Unsupervised Classification (Clustering)

9.6 Unsupervised Classification (Clustering)

With Rule-Based Classification, you write the rules for classifying documents yourself. With Supervised Classification, Oracle Text writes the rules for you, but you must provide a set of training documents that you preclassify. With unsupervised classification (also known as clustering), you do not have to provide a training set of documents.

Clustering is performed with the CTX_CLS.CLUSTERING procedure. CTX_CLS.CLUSTERING creates a hierarchy of document groups, known as clusters, and, for each document, returns relevancy scores for all leaf clusters.

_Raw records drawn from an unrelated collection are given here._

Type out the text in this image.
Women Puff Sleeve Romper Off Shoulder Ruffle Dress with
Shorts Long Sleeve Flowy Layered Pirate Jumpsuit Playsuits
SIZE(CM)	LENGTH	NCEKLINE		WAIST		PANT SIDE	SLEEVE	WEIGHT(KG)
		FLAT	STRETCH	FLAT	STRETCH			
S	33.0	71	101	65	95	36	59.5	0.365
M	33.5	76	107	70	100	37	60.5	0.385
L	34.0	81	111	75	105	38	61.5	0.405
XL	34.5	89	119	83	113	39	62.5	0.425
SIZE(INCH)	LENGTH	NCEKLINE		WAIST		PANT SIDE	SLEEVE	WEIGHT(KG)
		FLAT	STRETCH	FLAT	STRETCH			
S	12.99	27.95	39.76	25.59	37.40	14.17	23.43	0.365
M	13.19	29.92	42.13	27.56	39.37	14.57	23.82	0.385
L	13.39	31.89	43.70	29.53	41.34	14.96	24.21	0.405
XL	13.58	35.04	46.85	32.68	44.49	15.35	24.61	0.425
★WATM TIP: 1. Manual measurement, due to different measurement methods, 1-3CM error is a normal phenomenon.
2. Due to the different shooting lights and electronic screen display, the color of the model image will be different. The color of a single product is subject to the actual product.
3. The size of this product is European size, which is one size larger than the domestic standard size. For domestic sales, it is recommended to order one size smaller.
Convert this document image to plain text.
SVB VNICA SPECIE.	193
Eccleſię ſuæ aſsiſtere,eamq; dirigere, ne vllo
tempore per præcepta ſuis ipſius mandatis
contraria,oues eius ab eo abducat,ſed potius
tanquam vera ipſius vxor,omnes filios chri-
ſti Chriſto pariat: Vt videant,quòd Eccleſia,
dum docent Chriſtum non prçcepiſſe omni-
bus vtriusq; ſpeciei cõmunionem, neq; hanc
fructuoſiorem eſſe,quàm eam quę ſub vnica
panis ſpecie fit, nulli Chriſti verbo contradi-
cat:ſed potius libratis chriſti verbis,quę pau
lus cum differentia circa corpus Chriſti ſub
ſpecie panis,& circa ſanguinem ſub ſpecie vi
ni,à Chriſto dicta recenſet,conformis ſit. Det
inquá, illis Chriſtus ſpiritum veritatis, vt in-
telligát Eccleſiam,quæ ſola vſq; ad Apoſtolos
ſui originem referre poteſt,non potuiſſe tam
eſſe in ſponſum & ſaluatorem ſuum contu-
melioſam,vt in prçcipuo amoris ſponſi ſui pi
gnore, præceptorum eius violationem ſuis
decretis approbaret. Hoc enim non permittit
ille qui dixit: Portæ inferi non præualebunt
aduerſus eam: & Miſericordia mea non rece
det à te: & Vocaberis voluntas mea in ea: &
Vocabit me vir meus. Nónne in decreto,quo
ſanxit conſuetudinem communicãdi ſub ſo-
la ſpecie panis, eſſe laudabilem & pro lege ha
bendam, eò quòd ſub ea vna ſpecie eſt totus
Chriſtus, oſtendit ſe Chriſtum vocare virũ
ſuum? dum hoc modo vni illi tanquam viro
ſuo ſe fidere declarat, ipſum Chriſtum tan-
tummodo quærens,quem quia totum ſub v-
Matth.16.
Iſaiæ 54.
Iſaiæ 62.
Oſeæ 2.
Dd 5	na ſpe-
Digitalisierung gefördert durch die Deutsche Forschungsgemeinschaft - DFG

For example, suppose that you have a large collection of documents about animals. CTX_CLS.CLUSTERING creates one leaf cluster about dogs, another about cats, another about fish, and a fourth about bears. (The first three might be grouped under a node cluster about pets.) Suppose further that you have a document about one breed of dogs, such as Chihuahuas. CTX_CLS.CLUSTERING assigns the dog cluster to the document with a very high relevancy score, whereas the cat cluster is assigned a lower score and the fish and bear clusters are still assigned lower scores. After scores for all clusters are assigned to all documents, an application can then take action based on the scores.

As noted in "Decision Tree Supervised Classification", attributes used for determining clusters may consist of simple words (or tokens), word stems, and themes (where supported).

CTX_CLS.CLUSTERING assigns output to two tables (which may be in-memory tables):

A document assignment table showing the document’s similarity to each leaf cluster. This information takes the form of document identification, cluster identification, and a similarity score between the document and a cluster.
A cluster description table containing information about a generated cluster. This table contains cluster identification, cluster description text, a suggested cluster label, and a quality score for the cluster.

CTX_CLS.CLUSTERING uses a K-MEAN algorithm to perform clustering. Use the KMEAN_CLUSTERING preference to determine how CTX_CLS.CLUSTERING works.